Description
Behind the closed door
D’après une musique éponyme de Monique Crettol
« Jamais je n’oserai… » se disait l’homme
Le scénario avait pourtant été élaboré tant de fois dans sa tête. Tant de fois il s’était senti durcir à la seule évocation de la lourde clé tournant dans la serrure.

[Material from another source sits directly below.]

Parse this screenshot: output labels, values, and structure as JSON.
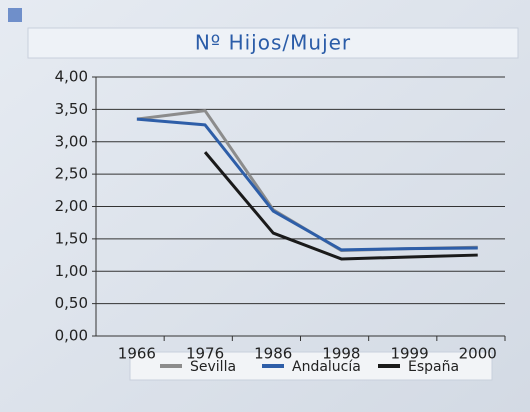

Le marchand lui avait assuré que trouver ce genre de système de fermeture sur un confessionnal était très rare. La plupart des isoloirs étaient occultés par de simples tentures. Les battants sculptés de celui-ci l’avaient d’abord séduit, ainsi que le caractère iconoclaste de posséder un tel objet chez soi. Puis le bruit de la clé entrant dans cette solide serrure, le cylindre qui grinçait, le pêne qui craquait….
Il l’avait fait ramener, comme en cachette, sous une couverture de l’armée, dans le vieux van Citroën du brocanteur. Depuis, la « cachette à péchés » trônait dans une salon que peu d’autres personnes que lui pénétraient. Lorsqu’il recevait de la visite, il recouvrait le mobilier d’église d’un couvre-lit en chenille beigeasse.
Le caractère interdit de posséder un tel objet chez soi lui procurait une légère excitation, qui avait largement augmenté encore lorsque Lara l’avait découvert la première fois, et l’avait aussitôt inclus dans leur histoire.
« Jamais je n’oserai… »
Il avait conversé quelques temps avec cette femme sur un site de rencontres. Elle posait peu de questions. Ses lèvres étaient charnues et maquillées d’un rose provoquant.
Ils avaient fini par se rencontrer. Dans un café. Les lèvres de Lara étaient encore plus jolies en vrai, et des près. Elles brillaient comme une pomme d’amour. Il ne pouvait en détacher les yeux tandis qu’elle lui parlait d’elle, de sa passion pour les vieilleries. Une chineuse émérite.
Un jeudi, il avait finalement posé ses lèvres sur celles si brillantes de Lara. Elles sentaient la cerise. Enfin… cet arôme artificiel qui tente de copier la cerise. Mais leur douceur n’était pas feinte. Lara n’était toutefois pas que douce. Il le savait depuis le début. Son annonce disait clairement ses pratiques sexuelles. « Entraves de rêves » était son accroche. Et sa bouche luisante était bâillonnée sur sa troisième photo. Elle aimait la contrainte. Elle aimait surtout contraindre à ce qu’on la contraigne.
« Jamais je n’oserai… »
Après le deuxième baiser à la cerise, elle lui avait proposé de l’accompagner aux Puces du Canal. Il avait accepté, ravi de la suivre dans les méandres de ce paradis du seconde main.
C’est lors de leur passage dans le secteur des Traboules, qu’il avait repéré la chose. Il avait fait mine de rien et était revenu le samedi suivant, seul. La somme en liquide était préparée dans sa poche et il serrait les billets dans sa main droite tout en remontant les allées le menant à son confessionnal. Ses paumes étaient humides…
« Jamais je n’oserai… »
Avec ses petits fantasmes de claques sur le postérieur, l’homme s’était senti comme un bleu face à Lara et son imagination délurée. Mais peu à peu, elle avait su le mettre à l’aise, porter plus loin les frontières de sa pudeur. Et du même coup étendre les siennes. Leur complicité grandissante leur permettait de fleurir leur intimité d’expériences nouvelles.
Le confessionnal en faisait partie. Ce jour-là il trônait dans le salon, débarrassé de son chaste couvre-lit.
« Jamais je n’oserai… »
A présent Lara est d’un côté du grillage, dans l’isoloir de droite. Lui se trouve dans la loge centrale, derrière le lourd rideau de serge verte qui a encore des relents d’encens. Il a revêtu une robe de bure resserrée d’une cordelette de chanvre. Il sait que Lara attend ses ordres. Elle lui en a suggéré quelques-uns. Et lui a intimé d’en trouver d’autres. Un tas d’autres….
« Jamais je n’oserai… »
D’une voix d’abord peu assurée, l’homme lui ordonne de ses déshabiller entièrement. Il l’entend se contorsionner, puis la robe tombe au sol. Elle doit ensuite se rassoir sur le petit placet de bois et l’attendre.
Le bruit dans la serrure de sa cabine la fait sursauter tandis que l’homme retient un râle d’excitation. Il entre et referme derrière lui dans un deuxième cliquetis bruyant. Il défait le nœud de la cordelette qui lui ceint la taille, la passe autour des fins poignets de Lara pour l’attacher ainsi les bras en l’air en la nouant à travers le grillage. Puis il promène longuement le métal froid de la clé sur le corps nu de celle qui le soumet à la soumettre. Il exécute les demandes de Lara et sent peu à peu son imagination se décupler dans les quelques centimètres carrés du confessionnal.